Tuesday, June 24, 2008

WAN-accelerator for NFS

I've been working a bit with WAN-acceleration for CTDB. Actually with two different approaches
for two different purposes.


WAN-accelerator #1 (general purpose)

The first approach was to add new "capabilities" to the CTDB daemon so that you could have a cluster of CTDB nodes where some nodes were located at a very remote site, across a high-latency WAN-link. This was tricky to solve since eventhough you have nodes that participate synchronously in the cluster you do not want the high WAN-link latency to affect performance on the nodes in the main datacentre.

Initial tests seems to indicate that it works quite well. Surprisingly well.

But this is not really a WAN-accelerator.
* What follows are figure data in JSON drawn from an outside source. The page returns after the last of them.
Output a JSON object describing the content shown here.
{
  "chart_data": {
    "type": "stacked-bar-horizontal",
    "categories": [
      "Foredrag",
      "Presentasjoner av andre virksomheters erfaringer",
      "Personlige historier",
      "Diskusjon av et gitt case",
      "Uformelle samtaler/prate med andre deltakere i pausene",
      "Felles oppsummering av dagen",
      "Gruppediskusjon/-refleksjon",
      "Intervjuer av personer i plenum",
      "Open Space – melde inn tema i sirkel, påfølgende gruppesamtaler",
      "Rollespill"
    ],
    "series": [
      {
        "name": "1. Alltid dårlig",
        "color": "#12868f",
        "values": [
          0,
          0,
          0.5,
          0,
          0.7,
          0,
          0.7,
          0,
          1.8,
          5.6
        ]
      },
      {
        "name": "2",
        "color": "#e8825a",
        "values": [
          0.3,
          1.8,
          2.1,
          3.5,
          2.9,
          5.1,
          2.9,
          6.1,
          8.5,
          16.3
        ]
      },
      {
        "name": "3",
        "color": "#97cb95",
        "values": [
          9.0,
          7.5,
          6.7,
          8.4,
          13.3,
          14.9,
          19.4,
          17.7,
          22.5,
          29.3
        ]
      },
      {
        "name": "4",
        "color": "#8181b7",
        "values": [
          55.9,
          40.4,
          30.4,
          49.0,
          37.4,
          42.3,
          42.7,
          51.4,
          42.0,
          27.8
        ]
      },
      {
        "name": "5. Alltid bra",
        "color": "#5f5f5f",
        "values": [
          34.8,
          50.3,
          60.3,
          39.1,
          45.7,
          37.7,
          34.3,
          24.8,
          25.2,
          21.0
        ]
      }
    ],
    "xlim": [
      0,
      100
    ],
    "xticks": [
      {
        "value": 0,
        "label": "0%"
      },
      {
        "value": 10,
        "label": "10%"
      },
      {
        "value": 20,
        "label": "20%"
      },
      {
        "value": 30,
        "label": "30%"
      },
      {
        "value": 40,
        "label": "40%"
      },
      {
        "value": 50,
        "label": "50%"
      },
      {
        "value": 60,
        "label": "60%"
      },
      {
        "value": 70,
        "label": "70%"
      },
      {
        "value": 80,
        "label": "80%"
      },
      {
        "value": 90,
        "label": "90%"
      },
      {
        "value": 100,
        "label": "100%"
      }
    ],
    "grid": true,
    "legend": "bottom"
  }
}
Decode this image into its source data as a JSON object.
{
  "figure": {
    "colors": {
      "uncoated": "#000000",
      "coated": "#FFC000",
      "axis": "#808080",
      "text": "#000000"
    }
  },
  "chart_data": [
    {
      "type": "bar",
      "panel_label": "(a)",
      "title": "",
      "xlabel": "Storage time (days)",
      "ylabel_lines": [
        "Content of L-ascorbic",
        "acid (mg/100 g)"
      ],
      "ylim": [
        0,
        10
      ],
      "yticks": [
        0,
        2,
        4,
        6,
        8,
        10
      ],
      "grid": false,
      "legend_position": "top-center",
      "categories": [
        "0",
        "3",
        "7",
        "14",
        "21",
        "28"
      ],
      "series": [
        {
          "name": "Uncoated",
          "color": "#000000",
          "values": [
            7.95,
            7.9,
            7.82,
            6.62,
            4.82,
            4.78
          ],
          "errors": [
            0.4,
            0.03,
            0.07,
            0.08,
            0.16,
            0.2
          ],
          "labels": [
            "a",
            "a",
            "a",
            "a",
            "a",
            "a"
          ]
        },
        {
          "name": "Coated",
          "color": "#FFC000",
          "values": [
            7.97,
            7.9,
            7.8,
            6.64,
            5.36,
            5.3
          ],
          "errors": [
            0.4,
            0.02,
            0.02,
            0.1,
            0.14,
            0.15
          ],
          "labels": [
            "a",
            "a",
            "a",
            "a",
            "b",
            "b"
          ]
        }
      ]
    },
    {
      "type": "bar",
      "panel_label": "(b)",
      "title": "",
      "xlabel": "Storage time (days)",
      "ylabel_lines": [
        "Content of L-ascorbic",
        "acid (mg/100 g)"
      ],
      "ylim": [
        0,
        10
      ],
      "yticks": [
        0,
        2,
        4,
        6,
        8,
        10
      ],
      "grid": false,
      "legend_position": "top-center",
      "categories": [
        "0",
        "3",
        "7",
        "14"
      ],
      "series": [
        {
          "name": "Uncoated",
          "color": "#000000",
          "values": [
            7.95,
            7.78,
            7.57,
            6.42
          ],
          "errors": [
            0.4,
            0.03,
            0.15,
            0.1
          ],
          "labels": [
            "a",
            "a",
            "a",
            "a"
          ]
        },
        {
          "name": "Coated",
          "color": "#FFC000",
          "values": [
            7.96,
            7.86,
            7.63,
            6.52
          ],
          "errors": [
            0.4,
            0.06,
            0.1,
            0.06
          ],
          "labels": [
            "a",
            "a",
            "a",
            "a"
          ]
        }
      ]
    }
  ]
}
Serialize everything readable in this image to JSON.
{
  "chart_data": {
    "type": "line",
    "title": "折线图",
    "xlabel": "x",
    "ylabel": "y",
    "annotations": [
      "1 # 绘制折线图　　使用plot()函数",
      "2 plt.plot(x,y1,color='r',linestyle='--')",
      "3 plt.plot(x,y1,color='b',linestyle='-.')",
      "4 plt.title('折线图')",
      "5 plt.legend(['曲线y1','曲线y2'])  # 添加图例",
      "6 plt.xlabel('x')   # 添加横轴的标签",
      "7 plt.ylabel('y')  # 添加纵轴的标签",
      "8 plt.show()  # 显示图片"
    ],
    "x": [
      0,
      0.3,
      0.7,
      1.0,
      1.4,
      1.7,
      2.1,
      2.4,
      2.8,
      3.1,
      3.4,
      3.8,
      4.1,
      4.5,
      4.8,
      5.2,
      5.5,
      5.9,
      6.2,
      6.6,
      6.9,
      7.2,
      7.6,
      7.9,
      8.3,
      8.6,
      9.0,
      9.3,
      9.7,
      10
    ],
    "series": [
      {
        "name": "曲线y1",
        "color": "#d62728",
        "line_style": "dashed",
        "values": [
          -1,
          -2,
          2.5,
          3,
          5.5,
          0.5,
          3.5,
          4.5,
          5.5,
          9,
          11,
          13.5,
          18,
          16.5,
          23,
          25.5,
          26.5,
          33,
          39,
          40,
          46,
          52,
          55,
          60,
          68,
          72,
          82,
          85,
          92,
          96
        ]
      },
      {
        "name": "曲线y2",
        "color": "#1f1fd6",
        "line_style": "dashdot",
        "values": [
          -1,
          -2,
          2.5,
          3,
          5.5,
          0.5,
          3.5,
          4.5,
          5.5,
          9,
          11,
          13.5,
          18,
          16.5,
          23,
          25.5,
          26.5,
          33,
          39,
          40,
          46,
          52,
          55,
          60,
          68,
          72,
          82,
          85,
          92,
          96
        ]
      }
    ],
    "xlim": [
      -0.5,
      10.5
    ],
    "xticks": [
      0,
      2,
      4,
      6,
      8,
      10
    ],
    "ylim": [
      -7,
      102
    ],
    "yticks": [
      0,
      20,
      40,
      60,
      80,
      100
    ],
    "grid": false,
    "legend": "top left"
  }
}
A classic WAN-accelerator is more a device that performs a man-in-the-middle attack on the CIFS/NFS protocols and performs some (sometimes unsafe) caching.

In the CTDB approach above there is no man-in-the-middle attack, nor is it really a WAN-accelerator.
It is conceptually more like one single multihomed CIFS server where one on the NICs (the remote site) happens to be a few hundred ms away. Thus we dont have to play any tricks, nor do any questionable caching, we are still a single cifs server, with fully and 100% correct cifs semantics, its just that this cifs server is spread out across multiple sites.

I.e. clients on the remote site talk to the genuine real cifs server. Not an man-in-the-middle imposter that may or may not provide correct semantics.

WAN accelerator #2 (nfs)

A different solution was based on FUSE and providing very aggressive caching of data and metadata for NFS. This one also seems to perform really well but is obviously less cool than "a single multihomed cifs server spanning multiple sites".